The interaction of lipopolysaccharides (LPS) with metal cations strongly affects the stability and function of the Gram-negative bacterial outer membrane. The sensitivity of deep rough (Re) LPS packing and function to the ionic environment, as affected by cation valency and ionic radius, has been determined using molecular dynamics simulations and Langmuir balance experiments. The degree of LPS aggregation within the LPS models in the presence of different cations is assessed by measuring the effective mean molecular area ((A) over cap (m)) of each LPS molecule projected onto the interfacial plane at the end of the equilibration. These results are compared to the LPS mean molecular area from experimental measurements in which the LPS monolayers are assembled at the air-water interface using a Langmuir film balance.
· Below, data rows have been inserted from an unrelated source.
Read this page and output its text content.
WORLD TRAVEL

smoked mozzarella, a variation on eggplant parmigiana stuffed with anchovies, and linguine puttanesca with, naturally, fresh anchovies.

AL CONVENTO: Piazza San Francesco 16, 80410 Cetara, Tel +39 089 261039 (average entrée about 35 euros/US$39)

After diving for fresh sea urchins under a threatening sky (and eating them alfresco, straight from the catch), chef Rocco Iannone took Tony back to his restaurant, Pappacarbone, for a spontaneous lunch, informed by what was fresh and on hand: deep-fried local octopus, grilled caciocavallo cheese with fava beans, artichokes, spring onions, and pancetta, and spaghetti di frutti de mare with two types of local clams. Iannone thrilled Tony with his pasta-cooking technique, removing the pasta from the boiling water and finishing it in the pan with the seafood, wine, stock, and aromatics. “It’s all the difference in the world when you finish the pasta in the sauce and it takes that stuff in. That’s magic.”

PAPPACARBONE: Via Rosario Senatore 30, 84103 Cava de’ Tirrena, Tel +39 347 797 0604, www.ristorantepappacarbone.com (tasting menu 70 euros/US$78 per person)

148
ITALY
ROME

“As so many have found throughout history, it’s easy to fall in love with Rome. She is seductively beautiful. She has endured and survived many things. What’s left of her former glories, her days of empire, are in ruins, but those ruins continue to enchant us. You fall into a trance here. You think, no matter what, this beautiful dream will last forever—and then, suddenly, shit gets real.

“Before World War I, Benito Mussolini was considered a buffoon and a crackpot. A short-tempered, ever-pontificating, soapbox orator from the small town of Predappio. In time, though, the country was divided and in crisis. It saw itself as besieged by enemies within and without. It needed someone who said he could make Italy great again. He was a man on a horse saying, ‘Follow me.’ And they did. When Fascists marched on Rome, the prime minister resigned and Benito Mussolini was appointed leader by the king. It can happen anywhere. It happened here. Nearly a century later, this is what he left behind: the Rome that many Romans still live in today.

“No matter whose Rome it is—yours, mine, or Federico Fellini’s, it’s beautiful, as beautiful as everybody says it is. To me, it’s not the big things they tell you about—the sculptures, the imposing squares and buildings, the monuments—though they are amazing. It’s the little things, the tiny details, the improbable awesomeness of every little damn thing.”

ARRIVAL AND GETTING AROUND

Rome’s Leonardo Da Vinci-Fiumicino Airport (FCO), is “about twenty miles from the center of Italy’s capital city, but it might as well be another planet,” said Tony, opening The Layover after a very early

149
We found that packing of the LPS arrays is sensitive to the ionic radius and ion valency of the cations present in solution during LPS array packing. Using enhanced sampling of the free energy for the intercalation of oligo(allylamine HCl) (OAH) into deep rough Salmonella enterica LPS bilayers, we obtained the affinity of the core section of LPS to OAH as a function of the nature of the metal cations present in solution. We found that packing of the solvated LPS bilayer models is sensitive to ionic radius and ion valency of the neutralizing cations. This further suggests that ion bridging and steric barriers rather than charge shielding are important factors in mitigating ligand intercalation under conditions with low ionic concentrations.